Somehow Hannah seemed to glide smoothly through the transition. She and Abby quickly became comfortable with their gentle stepfather. Bob, meanwhile, remained an active part of their lives. Both Hannah and Abby embraced Methuen. It is considerably less affluent, but there are more playmates closer at hand and a mall is easily accessible.
That’s not to say that Hannah faces no hurdles. The seventh-grader – who hopes to become a cook, and adopt her own child – takes special classes to help navigate ongoing language challenges. Her parents have been informed that vocational school will probably be Hannah’s best high school choice.
The child who once made friends with every stranger in sight is today quieter. That’s not a bad thing, insists Mary. Hannah has learned some boundaries she didn’t have in the orphanage. In school, though, Mary allows, Hannah doesn’t have “as many friends as I would like.”
But in her new home, Hannah seems as effortlessly at ease as she was in the more spacious Groveland house. Abby – once the shyer of the two – has become a poised 15-year-old and is now the extrovert. Yet Hannah is still more physically adventurous. She loves to swim, sled, and climb trees. Science is her favorite subject, because, she explains, “I love learning about how the world is.”
Mary says Hannah has a natural gift for music – piano, guitar, and voice – although she doesn’t focus too hard on any one of them.
Hannah is small for her age. She speaks softly and deliberately and must sometimes search to find her words. Her enthusiasms are typical American teen – Taylor Swift, Justin Bieber, and “American Idol.” But while Abby was once her closest family ally, Hannah now seems most drawn to 8-year-old Noah.
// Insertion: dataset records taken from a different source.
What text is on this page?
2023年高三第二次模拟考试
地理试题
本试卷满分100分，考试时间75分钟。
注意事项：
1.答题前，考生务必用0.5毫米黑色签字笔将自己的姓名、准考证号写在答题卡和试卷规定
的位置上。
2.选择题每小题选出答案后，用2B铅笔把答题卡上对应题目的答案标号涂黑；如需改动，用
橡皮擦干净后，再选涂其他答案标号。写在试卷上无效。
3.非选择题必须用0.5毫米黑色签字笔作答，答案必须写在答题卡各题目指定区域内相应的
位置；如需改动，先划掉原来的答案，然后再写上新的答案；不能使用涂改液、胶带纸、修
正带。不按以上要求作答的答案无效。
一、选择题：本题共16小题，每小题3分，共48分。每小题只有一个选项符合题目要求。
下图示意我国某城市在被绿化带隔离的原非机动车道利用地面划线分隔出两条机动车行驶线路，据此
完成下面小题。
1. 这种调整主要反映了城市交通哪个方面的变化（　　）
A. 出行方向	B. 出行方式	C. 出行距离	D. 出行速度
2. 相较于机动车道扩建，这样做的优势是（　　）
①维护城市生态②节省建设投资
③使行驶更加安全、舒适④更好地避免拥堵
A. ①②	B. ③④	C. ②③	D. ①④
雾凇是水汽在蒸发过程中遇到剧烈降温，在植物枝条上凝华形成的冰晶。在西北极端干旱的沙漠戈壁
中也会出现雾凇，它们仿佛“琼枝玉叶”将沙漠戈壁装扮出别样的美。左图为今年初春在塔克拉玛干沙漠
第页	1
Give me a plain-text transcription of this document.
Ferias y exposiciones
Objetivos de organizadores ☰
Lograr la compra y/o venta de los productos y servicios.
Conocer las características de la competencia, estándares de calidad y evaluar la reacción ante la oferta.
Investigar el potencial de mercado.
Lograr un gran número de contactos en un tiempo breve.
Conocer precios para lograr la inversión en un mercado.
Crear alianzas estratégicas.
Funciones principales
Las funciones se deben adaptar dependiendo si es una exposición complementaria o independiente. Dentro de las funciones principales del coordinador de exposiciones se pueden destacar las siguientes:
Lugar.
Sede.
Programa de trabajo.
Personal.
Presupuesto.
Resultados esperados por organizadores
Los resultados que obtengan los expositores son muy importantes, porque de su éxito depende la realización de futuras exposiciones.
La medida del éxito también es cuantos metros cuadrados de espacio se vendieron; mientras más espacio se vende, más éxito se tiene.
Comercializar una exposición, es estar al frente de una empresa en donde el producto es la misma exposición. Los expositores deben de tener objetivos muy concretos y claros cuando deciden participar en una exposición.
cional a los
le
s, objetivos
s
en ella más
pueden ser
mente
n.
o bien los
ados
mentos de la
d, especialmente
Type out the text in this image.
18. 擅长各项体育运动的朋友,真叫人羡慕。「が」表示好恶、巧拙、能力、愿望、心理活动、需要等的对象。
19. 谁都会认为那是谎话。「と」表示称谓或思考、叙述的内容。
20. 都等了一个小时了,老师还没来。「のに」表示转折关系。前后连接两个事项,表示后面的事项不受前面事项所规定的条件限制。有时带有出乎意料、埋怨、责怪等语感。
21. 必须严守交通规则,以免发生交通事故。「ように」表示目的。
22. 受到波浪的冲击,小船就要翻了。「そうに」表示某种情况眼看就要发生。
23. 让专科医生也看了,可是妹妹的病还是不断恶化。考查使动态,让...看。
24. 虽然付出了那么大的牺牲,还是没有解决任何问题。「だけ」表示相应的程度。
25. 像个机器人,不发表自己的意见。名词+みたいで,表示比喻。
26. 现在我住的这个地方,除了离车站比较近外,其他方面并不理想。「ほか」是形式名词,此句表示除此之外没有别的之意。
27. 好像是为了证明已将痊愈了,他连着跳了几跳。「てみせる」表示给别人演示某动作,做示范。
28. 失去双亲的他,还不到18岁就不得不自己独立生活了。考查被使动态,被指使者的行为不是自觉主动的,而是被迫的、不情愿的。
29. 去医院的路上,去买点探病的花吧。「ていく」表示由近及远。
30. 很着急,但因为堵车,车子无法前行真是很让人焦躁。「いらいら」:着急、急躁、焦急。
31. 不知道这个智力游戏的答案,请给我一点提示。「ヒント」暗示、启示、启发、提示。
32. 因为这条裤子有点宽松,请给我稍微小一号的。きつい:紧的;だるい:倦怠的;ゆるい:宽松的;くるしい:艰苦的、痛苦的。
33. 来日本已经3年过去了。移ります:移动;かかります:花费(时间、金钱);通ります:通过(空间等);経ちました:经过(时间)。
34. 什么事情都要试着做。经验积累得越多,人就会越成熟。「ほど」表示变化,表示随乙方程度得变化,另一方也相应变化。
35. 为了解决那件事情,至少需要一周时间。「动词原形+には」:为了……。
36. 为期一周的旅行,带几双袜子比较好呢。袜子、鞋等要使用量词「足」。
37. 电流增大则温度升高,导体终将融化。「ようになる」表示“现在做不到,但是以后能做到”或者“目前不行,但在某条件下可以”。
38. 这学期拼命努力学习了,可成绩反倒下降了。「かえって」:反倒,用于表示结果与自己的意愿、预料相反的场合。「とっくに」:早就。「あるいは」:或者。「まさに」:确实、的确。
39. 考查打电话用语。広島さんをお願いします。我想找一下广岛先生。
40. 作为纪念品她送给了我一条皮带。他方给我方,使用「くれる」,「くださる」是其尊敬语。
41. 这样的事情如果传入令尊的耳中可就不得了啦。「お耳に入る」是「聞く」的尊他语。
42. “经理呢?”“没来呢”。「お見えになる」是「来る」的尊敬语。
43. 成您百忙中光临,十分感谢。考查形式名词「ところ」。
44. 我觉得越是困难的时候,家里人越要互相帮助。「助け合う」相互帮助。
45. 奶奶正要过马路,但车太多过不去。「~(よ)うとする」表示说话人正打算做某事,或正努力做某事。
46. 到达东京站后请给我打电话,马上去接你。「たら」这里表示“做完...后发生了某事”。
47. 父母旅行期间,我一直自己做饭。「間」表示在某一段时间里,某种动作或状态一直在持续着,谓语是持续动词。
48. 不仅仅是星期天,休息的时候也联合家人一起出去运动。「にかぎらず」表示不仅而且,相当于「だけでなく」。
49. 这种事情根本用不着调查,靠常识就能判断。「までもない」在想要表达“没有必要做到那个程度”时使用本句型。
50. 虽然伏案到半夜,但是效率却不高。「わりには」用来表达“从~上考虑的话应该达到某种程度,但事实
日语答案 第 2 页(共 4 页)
The two play for hours creating dialogues for stuffed animals and making up games with Noah’s trains.
Hannah has few memories of her first three years. “I can kind of remember a hallway,” she says of the orphanage. “It was kind of dark and there were shadows.” She neither speaks nor understands Russian.
But that doesn’t mean that she feels no connection to Russia: “When I’m older I want to go there.” Mary promised they would make the trip when Hannah is a teen. Hannah’s main concern: to see if any of her former caretakers are still at the orphanage. She can’t remember them, but has seen pictures of them waving goodbye to her. “They might want to see me,” she says. “They might want to know that I’m OK.”